Andronik Karagezyan

Personal information
- Full name: Andronik Arutyunovich Karagezyan
- Date of birth: 17 December 1974 (age 50)
- Place of birth: Gulkevichi, Krasnodar Krai, Russian SFSR
- Height: 1.95 m (6 ft 5 in)
- Position(s): Goalkeeper

Senior career*
- Years: Team / Apps / (Gls)
- 1997–1998: FC Metalurh-2 Donetsk / 1 / (0)
- 1998–1999: Roma Balti / 11 / (0)
- 1999: FC Slavyansk Slavyansk-na-Kubani / 0 / (0)
- 2001: FC Spartak Anapa / 4 / (0)
- 2002: Pyunik FC / 18 / (0)
- 2002: FC Kuban Krasnodar / 0 / (0)
- 2003: FC Dynamo-SPb St.

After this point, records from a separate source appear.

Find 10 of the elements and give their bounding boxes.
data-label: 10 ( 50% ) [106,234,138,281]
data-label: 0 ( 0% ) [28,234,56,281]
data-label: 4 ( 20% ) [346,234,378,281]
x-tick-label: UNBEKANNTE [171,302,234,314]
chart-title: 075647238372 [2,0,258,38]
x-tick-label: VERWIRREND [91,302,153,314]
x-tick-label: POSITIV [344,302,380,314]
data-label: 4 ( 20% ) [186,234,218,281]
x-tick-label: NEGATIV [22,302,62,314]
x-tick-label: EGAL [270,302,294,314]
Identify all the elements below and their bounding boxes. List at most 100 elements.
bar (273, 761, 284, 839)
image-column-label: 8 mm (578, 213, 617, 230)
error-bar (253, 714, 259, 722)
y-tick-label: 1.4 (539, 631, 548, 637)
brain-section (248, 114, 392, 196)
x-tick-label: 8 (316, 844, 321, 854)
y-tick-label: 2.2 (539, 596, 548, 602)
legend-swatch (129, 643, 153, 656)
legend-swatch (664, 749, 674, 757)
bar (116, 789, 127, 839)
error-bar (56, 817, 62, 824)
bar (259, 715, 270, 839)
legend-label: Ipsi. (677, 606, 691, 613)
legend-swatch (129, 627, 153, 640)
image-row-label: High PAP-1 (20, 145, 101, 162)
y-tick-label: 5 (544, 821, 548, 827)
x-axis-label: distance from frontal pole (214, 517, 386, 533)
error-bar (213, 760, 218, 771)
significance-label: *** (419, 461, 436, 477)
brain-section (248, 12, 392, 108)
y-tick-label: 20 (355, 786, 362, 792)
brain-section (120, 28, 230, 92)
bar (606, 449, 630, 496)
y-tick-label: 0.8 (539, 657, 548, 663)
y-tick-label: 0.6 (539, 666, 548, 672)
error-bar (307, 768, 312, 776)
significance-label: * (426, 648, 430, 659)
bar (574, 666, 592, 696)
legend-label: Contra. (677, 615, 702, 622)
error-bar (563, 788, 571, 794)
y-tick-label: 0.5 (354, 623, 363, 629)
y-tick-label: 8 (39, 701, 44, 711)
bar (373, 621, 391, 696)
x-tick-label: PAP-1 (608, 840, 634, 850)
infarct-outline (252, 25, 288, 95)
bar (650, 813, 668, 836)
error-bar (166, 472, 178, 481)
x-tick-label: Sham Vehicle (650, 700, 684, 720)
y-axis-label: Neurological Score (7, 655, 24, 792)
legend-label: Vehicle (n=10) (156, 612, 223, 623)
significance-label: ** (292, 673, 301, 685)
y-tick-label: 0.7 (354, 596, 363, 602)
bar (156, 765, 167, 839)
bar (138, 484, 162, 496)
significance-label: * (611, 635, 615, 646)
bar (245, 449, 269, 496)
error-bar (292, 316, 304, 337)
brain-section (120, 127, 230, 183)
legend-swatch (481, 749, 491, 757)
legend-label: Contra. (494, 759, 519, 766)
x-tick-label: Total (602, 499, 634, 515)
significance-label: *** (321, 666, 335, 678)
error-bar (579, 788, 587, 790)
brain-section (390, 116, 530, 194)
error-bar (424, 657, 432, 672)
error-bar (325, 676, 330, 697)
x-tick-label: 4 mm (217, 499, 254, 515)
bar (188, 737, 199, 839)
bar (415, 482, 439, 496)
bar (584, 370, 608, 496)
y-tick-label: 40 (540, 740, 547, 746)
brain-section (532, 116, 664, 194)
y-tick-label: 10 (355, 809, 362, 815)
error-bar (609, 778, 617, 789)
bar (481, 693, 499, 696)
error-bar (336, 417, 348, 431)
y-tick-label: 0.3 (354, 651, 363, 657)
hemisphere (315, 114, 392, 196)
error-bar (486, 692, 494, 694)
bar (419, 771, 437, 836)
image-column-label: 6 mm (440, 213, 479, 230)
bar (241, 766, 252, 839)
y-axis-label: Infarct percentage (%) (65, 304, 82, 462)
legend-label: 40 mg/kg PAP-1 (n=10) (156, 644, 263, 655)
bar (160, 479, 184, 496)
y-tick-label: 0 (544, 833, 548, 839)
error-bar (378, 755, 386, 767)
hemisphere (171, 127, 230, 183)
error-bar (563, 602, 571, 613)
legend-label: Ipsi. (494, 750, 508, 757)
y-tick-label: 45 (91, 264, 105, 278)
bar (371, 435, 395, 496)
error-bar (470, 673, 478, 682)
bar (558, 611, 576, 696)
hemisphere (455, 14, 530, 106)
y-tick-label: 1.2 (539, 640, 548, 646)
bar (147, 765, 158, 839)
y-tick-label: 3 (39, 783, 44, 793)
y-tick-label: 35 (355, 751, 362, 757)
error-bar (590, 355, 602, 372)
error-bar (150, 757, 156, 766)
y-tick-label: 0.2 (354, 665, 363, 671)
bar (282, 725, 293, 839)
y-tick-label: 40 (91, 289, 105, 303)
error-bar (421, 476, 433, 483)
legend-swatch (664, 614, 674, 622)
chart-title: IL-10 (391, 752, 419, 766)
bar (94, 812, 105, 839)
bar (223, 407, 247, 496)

Petersburg / 5 / (0)
- 2004–2007: FC Ryazan / 83 / (0)
- 2008: FC Lukhovitsy / 15 / (0)
- 2009: FC Taganrog / 13 / (0)

= Andronik Karagezyan =

Russian footballer

Andronik Arutyunovich Karagezyan (Андроник Арутюнович Карагезян; born 17 December 1974) is a former Russian professional football player.

==Club career==
He played in the Russian Football National League for FC Dynamo-SPb St. Petersburg in 2003.